It's the first of its kind in the state -- a program aimed at getting small business owners to invest in energy upgrades, without worrying about financial risk.
"Of the businesses that take the time, take the initiative to go through and actually get an energy audit, only 40 percent of them today are able to follow through and do what they know they should do and make those improvements," said Mayor Miro Weinberger (D-Burlington).
The on-bill financing program means business owners can get up front funds to invest in projects that will make them more energy-efficient and the savings on their electricity bills would then be used to make payments on those projects.
"We are talking here about more efficient lighting, improvements in refrigeration and appliances and in some cases heating or air conditioning equipment," said Sen. Bernie Sanders (I-Vermont).
The program is funded by a 1-million dollar grant from the federal government that's matched by Burlington Electric, which will provide additional incentives to businesses enrolled in the program.

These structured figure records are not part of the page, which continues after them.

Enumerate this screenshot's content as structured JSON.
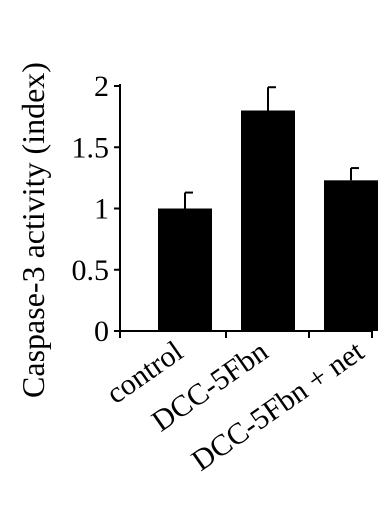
{
  "chart_data": {
    "type": "bar",
    "title": "",
    "xlabel": "",
    "ylabel": "Caspase-3 activity (index)",
    "categories": [
      "control",
      "DCC-5Fbn",
      "DCC-5Fbn + net"
    ],
    "values": [
      1.0,
      1.8,
      1.23
    ],
    "errors": [
      0.13,
      0.19,
      0.1
    ],
    "ylim": [
      0,
      2
    ],
    "yticks": [
      0,
      0.5,
      1,
      1.5,
      2
    ],
    "ytick_labels": [
      "0",
      "0.5",
      "1",
      "1.5",
      "2"
    ],
    "bar_color": "#000000",
    "grid": false,
    "legend": "none"
  }
}
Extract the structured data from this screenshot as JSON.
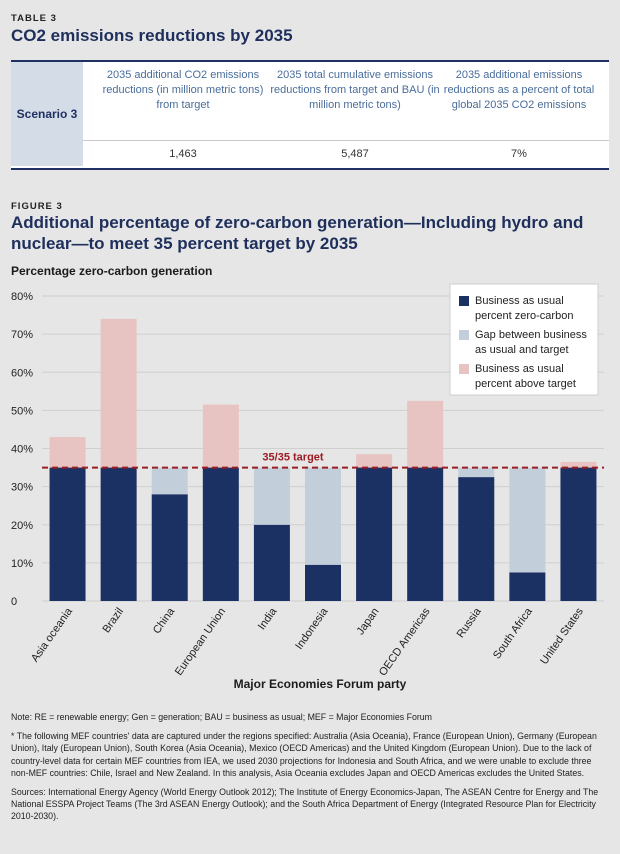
{
  "table": {
    "label": "TABLE 3",
    "title": "CO2 emissions reductions by 2035",
    "row_label": "Scenario 3",
    "headers": [
      "2035 additional CO2 emissions reductions (in million metric tons) from target",
      "2035 total cumulative emissions reductions from target and BAU (in million metric tons)",
      "2035 additional emissions reductions as a percent of total global 2035 CO2 emissions"
    ],
    "values": [
      "1,463",
      "5,487",
      "7%"
    ]
  },
  "figure": {
    "label": "FIGURE 3",
    "title": "Additional percentage of zero-carbon generation—Including hydro and nuclear—to meet 35 percent target by 2035"
  },
  "chart_data": {
    "type": "bar",
    "stacked": true,
    "ylabel": "Percentage zero-carbon generation",
    "xlabel": "Major Economies Forum party",
    "ylim": [
      0,
      80
    ],
    "yticks": [
      0,
      10,
      20,
      30,
      40,
      50,
      60,
      70,
      80
    ],
    "ytick_labels": [
      "0",
      "10%",
      "20%",
      "30%",
      "40%",
      "50%",
      "60%",
      "70%",
      "80%"
    ],
    "target": 35,
    "target_label": "35/35 target",
    "legend_position": "top-right",
    "categories": [
      "Asia oceania",
      "Brazil",
      "China",
      "European Union",
      "India",
      "Indonesia",
      "Japan",
      "OECD Americas",
      "Russia",
      "South Africa",
      "United States"
    ],
    "series": [
      {
        "name": "Business as usual percent zero-carbon",
        "color": "#1c3163",
        "values": [
          35,
          35,
          28,
          35,
          20,
          9.5,
          35,
          35,
          32.5,
          7.5,
          35
        ]
      },
      {
        "name": "Gap between business as usual and target",
        "color": "#c3cedb",
        "values": [
          0,
          0,
          7,
          0,
          15,
          25.5,
          0,
          0,
          2.5,
          27.5,
          0
        ]
      },
      {
        "name": "Business as usual percent above target",
        "color": "#e7c3c1",
        "values": [
          8,
          39,
          0,
          16.5,
          0,
          0,
          3.5,
          17.5,
          0,
          0,
          1.5
        ]
      }
    ],
    "legend_labels": [
      [
        "Business as usual",
        "percent zero-carbon"
      ],
      [
        "Gap between business",
        "as usual and target"
      ],
      [
        "Business as usual",
        "percent above target"
      ]
    ]
  },
  "notes": {
    "note": "Note: RE = renewable energy; Gen = generation; BAU = business as usual; MEF = Major Economies Forum",
    "footnote": "* The following MEF countries' data are captured under the regions specified: Australia (Asia Oceania), France (European Union), Germany (European Union), Italy (European Union), South Korea (Asia Oceania), Mexico (OECD Americas) and the United Kingdom (European Union). Due to the lack of country-level data for certain MEF countries from IEA, we used 2030 projections for Indonesia and South Africa, and we were unable to exclude three non-MEF countries: Chile, Israel and New Zealand. In this analysis, Asia Oceania excludes Japan and OECD Americas excludes the United States.",
    "sources": "Sources: International Energy Agency (World Energy Outlook 2012); The Institute of Energy Economics-Japan, The ASEAN Centre for Energy and The National ESSPA Project Teams (The 3rd ASEAN Energy Outlook); and the South Africa Department of Energy (Integrated Resource Plan for Electricity 2010-2030)."
  }
}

"This is a revolving fund, so it will stay in the community year after year. It's not just a pilot that we're going to see for a couple years and then say gee, I wish we could continue that," said Vermont Public Service Commissioner Liz Miller.
Right now the on-bill financing program is limited to small businesses only, but Sanders and others say they hope to bring it to homeowners and areas outside of the Queen City in the future. "This is essentially a model program. We want it to work and we are going to build big time on this program not just in Burlington but all over the State of Vermont," Sen. Sanders said.
One-hundred fifty businesses are expected to take part in the program during the first few years and projects must meet cost-effectiveness criteria. The program is expected to roll out beginning next year.